NoteNextra-origin/pages/Math429/Math429_L24.md

Lecture 24

Chapter V Eigenvalue and Eigenvectors

5E Commuting Operators

Definition 5.71

• For T,S\in\mathscr{L}(V), T and S commute if ST=TS.
• For A,B\in \mathbb{F}^{n,n}, A and B commute if AB=BA.

Example: For p,q\in \mathscr{P}(\mathbb{F}), p(T) and q(T) commute

• Partial Derivatives \frac{d}{dx},\frac{d}{dy}:\mathscr{P}_m(\mathbb{R}^2)\to \mathscr{P}_m(\mathbb{R}^2), \frac{d}{dy}\frac{d}{dd}=\frac{d}{dx}\frac{d}{dy}
• Diagonal matrices commute with each other

Proposition 5.74

Given S,T\in \mathscr{L}(V), S,T commute if and only if M(S), M(T) commute.

Proof: ST=TS\iff M(ST)=M(TS)\iff M(S)M(T)=M(T)M(S)

Proposition 5.75

Suppose S,T\in \mathscr{L}(V) commute and \lambda\in \mathbb{F}, then the eigenspace E(\lambda, S) is invariant under T.

Proof: Suppose V\in E(\lambda, S), S(Tv)=(ST)v=(TS)v=T(Sv)=T\lambda v=\lambda Tv

Tv is an eigenvector with eigenvalue \lambda (or Tv=0) Tv\in E(\lambda, S)

Theorem 5.76

Let S,T\in \mathscr{L}(V) be diagonalizable operators. Then S,T are diagonalizable with respect to the same basis (simultaneously diagonalizable) if and only if S,T commute.

Proof:

\Rightarrow

diagonal matrices commute

\Leftarrow

Since S is diagonalizable, V=E(\lambda, S)\oplus...\oplus E(\lambda_m,S), where \lambda_1,...,\lambda_m are the (distinct) eigenvalues of S. consider T\vert_{E(\lambda_k,S)} (Theorem 5.65) this operator is diagonalizable because T is diagonalizable. We can chose a basis of E(\lambda_k,S) such that T\vert_{E(\lambda_k,S)} gives a diagonal matrix. Take the basis of V given by concatenating the bases of E(\lambda_k,S) the elements of this basis eigenvectors of S and T so S and T are diagonalizable with respect to this basis.

Proposition 5.78

Every pair of commuting operators on a finite dimensional complex nonzero vector spaces has at least one common eigenvectors.

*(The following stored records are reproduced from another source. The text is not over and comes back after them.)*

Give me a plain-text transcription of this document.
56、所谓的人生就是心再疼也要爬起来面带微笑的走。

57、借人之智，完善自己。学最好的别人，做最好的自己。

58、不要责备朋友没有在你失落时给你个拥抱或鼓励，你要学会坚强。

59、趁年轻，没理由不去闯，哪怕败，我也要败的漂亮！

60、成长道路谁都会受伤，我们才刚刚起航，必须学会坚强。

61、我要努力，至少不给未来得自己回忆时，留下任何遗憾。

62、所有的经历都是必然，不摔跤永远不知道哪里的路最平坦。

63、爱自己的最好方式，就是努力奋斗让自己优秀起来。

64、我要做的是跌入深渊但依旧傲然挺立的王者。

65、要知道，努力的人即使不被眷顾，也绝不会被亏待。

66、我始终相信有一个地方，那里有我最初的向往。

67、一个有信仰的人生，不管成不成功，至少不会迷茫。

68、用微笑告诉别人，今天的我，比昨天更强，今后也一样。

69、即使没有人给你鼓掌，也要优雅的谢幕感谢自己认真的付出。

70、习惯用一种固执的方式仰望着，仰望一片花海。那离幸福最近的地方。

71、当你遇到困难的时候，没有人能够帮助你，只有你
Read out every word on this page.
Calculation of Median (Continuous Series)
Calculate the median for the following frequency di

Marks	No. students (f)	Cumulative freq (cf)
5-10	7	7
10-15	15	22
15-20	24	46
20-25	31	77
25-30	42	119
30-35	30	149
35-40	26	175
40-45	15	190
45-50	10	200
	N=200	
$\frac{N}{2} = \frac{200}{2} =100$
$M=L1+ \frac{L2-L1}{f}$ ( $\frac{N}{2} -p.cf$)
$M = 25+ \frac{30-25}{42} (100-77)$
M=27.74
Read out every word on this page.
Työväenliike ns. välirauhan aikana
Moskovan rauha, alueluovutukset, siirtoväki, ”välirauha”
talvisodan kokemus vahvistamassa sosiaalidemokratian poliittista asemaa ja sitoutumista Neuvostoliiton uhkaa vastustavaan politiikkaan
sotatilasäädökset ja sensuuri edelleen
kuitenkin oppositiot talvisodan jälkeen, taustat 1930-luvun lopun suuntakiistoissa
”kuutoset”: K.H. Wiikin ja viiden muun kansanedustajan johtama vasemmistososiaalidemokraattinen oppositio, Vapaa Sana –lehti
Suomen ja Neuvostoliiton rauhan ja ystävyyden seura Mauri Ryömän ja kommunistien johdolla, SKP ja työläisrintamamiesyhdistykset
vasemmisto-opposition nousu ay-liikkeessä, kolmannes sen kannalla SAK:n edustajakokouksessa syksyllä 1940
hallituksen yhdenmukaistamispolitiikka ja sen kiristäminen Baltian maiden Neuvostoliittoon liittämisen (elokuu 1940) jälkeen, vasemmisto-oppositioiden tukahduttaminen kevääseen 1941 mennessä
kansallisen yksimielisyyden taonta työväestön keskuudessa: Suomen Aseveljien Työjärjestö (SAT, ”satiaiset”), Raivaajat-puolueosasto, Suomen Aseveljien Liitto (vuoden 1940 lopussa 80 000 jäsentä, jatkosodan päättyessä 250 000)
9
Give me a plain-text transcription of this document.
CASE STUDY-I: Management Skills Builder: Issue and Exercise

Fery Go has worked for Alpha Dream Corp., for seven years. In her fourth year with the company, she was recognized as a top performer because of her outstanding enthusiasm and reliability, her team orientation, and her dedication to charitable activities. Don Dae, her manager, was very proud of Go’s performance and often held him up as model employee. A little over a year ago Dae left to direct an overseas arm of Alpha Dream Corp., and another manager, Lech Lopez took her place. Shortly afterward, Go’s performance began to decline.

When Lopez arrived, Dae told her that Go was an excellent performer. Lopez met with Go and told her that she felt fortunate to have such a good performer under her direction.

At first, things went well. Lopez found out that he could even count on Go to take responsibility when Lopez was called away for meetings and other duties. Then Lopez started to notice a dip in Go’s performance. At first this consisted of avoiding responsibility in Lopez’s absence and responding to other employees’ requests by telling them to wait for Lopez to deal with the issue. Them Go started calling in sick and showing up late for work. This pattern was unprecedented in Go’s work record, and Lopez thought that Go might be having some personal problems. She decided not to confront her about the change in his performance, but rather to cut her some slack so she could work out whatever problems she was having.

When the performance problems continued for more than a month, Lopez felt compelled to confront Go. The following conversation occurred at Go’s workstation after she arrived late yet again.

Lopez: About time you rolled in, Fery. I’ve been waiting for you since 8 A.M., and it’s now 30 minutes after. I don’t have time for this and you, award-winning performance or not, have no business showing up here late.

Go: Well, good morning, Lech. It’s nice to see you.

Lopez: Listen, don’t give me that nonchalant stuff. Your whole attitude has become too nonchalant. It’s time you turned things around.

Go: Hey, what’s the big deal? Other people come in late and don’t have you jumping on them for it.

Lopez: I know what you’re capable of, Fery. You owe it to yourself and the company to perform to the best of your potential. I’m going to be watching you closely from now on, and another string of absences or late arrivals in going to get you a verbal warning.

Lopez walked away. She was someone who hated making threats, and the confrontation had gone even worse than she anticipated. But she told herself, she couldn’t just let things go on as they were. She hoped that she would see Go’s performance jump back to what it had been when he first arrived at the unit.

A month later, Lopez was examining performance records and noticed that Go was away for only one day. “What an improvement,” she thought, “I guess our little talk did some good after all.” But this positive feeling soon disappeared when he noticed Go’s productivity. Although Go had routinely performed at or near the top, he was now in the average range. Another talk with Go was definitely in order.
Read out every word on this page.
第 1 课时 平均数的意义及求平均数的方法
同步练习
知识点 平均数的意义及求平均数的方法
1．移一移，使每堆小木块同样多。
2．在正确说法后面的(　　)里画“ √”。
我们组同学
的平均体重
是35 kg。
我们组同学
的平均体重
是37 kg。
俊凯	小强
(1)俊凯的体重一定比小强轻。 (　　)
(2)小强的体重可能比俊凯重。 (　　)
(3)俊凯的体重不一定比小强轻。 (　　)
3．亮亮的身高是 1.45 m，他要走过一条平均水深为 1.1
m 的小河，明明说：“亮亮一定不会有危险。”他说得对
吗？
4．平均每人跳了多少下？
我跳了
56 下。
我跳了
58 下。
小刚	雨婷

Proof: apply (5.75) and the fact that operator on complex vector spaces has at least one eigenvector.

Theorem 5.80

If S,T are commuting operators, then there is a basis where both have upper triangular matrices.

Proof:

Induction on n=dim\ V.

n=1, clear

n>1, use (5.78) to find v_1 and eigenvector for S and T. Decompose V as V=Span(v_1)\oplus W then defined a map P:V\to W,P(av_1+w)=w define \hat{S}:W\to W as \hat{S}(w)=P(S(w)) similarly \hat{T}(w)=P(T(w)) now apply the inductive hypothesis to \hat{S} and \hat{T}. get a basis v_2,...,v_n where they are both upper triangular and then exercise: S,T are upper triangular with respect to the basis v_1,...,v_n.

Theorem 5.81

For V finite dimensional S,T\in \mathscr{L}(V) commuting operators then every eigenvalue of S+T is a sum of an eigenvector of S and an eigenvalue of T; every eigenvalue of S\cdot T is a product of an eigenvector of S and an eigenvalue of T.

Proof:

For upper triangular matrices

\begin{pmatrix}
    \lambda_1 & & *\\
    & \ddots & \\
    0 & & \lambda_m
\end{pmatrix}+
\begin{pmatrix}
    \mu_1 & & *\\
    & \ddots & \\
    0 & & \mu_m
\end{pmatrix}=
\begin{pmatrix}
    \lambda_1+\mu_1 & & *\\
    & \ddots & \\
    0 & & \lambda_m+\mu_m
\end{pmatrix}